Wednesday, November 9, 2011

Brokaw may have been master of the universe but Cronkite sat with the devil...and was proud of it!

It isn't enough to read what Jonah Goldberg has to say regarding Tom Brokaw for the American people were coddled by the man that proudly said that he sat on the right hand side of the devil.  That man was Walter Cronkite.  There's an old saying that if you repeat the lie often enough people would begin to believe it...and Cronkite was the biggest lie that ever hit prime time news.  The most trusted man in America turns out to be a respected member of the cabal planning America's demise. Read about it here, World Federalism and Walter Cronkite: Sitting At The Right Hand Of Satan ~ Norman E. Hooben

The following from: Boston Herald
Brokaw enabled the nastiness he chides

By Jonah Goldberg | Wednesday, November 9, 2011 | http://www.bostonherald.com | Op-Ed
You know who I blame for the terrible tone in American politics? Tom Brokaw.  No, not the man himself, but what he represents.

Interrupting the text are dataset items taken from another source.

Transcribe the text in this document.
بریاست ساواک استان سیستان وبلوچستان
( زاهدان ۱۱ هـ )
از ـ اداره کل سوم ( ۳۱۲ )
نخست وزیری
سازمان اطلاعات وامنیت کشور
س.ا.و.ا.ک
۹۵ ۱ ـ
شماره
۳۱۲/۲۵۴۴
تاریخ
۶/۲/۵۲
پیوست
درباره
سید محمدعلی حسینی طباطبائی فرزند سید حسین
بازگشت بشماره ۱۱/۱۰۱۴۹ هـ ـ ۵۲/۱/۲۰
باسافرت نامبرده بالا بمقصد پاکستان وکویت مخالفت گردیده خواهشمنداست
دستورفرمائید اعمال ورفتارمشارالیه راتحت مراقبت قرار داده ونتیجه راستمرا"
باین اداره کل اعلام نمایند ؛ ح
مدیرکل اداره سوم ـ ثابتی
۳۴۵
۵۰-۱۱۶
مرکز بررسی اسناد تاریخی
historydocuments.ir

Since Dan Rather famously beclowned himself, Brokaw stands as the last of the respected “voice of God” news anchors (CBS exec Don Hewitt’s phrase). These were the oracles who simply declared what was news and what wasn’t. Walter Cronkite, the prize of the breed, used to end his newscasts, “And that’s the way it is” — as if he were speaking not just with journalistic but also epistemological and ontological authority.
You can still find such hubris in The New York Times [NYT], which proclaims “All the news that’s fit to print” — a claim that would be subjected to truth-in-labeling laws were it not for the First Amendment.

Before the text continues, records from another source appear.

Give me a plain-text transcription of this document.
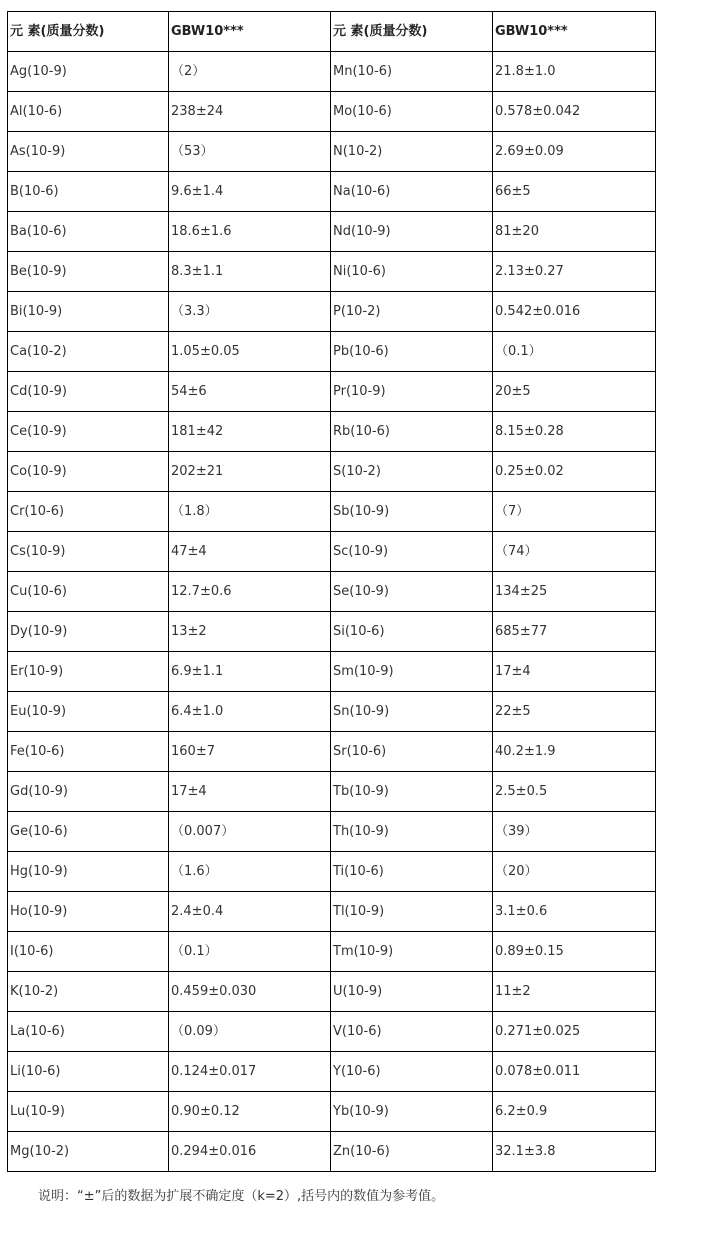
元 素(质量分数)	GBW10***	元 素(质量分数)	GBW10***
Ag(10-9)	（2）	Mn(10-6)	21.8±1.0
Al(10-6)	238±24	Mo(10-6)	0.578±0.042
As(10-9)	（53）	N(10-2)	2.69±0.09
B(10-6)	9.6±1.4	Na(10-6)	66±5
Ba(10-6)	18.6±1.6	Nd(10-9)	81±20
Be(10-9)	8.3±1.1	Ni(10-6)	2.13±0.27
Bi(10-9)	（3.3）	P(10-2)	0.542±0.016
Ca(10-2)	1.05±0.05	Pb(10-6)	（0.1）
Cd(10-9)	54±6	Pr(10-9)	20±5
Ce(10-9)	181±42	Rb(10-6)	8.15±0.28
Co(10-9)	202±21	S(10-2)	0.25±0.02
Cr(10-6)	（1.8）	Sb(10-9)	（7）
Cs(10-9)	47±4	Sc(10-9)	（74）
Cu(10-6)	12.7±0.6	Se(10-9)	134±25
Dy(10-9)	13±2	Si(10-6)	685±77
Er(10-9)	6.9±1.1	Sm(10-9)	17±4
Eu(10-9)	6.4±1.0	Sn(10-9)	22±5
Fe(10-6)	160±7	Sr(10-6)	40.2±1.9
Gd(10-9)	17±4	Tb(10-9)	2.5±0.5
Ge(10-6)	（0.007）	Th(10-9)	（39）
Hg(10-9)	（1.6）	Ti(10-6)	（20）
Ho(10-9)	2.4±0.4	Tl(10-9)	3.1±0.6
I(10-6)	（0.1）	Tm(10-9)	0.89±0.15
K(10-2)	0.459±0.030	U(10-9)	11±2
La(10-6)	（0.09）	V(10-6)	0.271±0.025
Li(10-6)	0.124±0.017	Y(10-6)	0.078±0.011
Lu(10-9)	0.90±0.12	Yb(10-9)	6.2±0.9
Mg(10-2)	0.294±0.016	Zn(10-6)	32.1±3.8
说明：“±”后的数据为扩展不确定度（k=2）,括号内的数值为参考值。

Brokaw, an honorable and industrious man, is now playing the role of elder statesman while touting his book, “The Time of Our Lives.” He writes: “Slashing rhetoric and outrageous characterizations have long been part of the American national political dialogue . . . but modern means of communications are now so pervasive and penetrating they might as well be part of the air we breathe, and therefore they require tempered remarks from all sides. Otherwise, the air just becomes more and more toxic until it is suffocating.”
But blaming the new media environment for what ails us suggests that the old media, of which Brokaw was a master of the universe, played no part in losing the trust of so many Americans.

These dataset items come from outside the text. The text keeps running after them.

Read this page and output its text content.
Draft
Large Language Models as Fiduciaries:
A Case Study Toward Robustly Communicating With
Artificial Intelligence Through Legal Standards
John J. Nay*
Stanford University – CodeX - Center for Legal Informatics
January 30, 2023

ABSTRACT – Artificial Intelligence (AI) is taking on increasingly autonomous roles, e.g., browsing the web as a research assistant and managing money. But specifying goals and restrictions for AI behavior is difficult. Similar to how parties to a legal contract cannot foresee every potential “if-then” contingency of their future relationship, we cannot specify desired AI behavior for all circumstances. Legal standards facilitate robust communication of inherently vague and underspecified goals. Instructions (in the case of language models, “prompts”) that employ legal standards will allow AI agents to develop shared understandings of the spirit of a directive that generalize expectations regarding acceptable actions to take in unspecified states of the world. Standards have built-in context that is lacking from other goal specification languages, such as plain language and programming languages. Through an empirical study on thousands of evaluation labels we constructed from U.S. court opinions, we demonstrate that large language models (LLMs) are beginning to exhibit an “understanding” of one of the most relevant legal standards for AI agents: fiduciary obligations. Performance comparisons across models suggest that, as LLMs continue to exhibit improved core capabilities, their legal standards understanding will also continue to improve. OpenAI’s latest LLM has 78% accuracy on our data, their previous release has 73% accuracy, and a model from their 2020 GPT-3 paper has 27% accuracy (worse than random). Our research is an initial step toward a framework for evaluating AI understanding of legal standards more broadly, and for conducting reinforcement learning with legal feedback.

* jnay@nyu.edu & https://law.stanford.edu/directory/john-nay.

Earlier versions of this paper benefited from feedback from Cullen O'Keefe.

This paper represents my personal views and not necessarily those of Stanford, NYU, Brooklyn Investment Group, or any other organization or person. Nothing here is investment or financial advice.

For starters, when the mainstream media complains about “tone,” it almost invariably means the tone to their right. After the Gabrielle Giffords shooting, the mainstream media reported, and liberal pundits raced to insist, that Republican rhetoric — particularly, a pictogram on Sarah Palin’s Facebook page — inspired the suspect. The evidence disproving all of that is voluminous; the record of retractions from those who reported it is scant.
At the same time, Democratic rhetoric has grown ever more extreme. Vice President Joe Biden recently insisted that the GOP’s refusal to pass the White House’s jobs bill would cause a surge in rapes and other crimes.
Meanwhile, violence, extreme rhetoric and wanton lawlessness have been prevalent in the Occupy Wall Street movement, but the coverage remains largely positive.
All too often it seems like the media cherry-picks positive examples from the left and negative ones from the right.
Brokaw and his heirs don’t understand that such double standards breed precisely the rhetoric they find so toxic. Because the new media Brokaw laments allows conservatives to see how much news the old media didn’t deem fit to print, they learn not to trust those who wag their fingers rightward about civility — or anything else.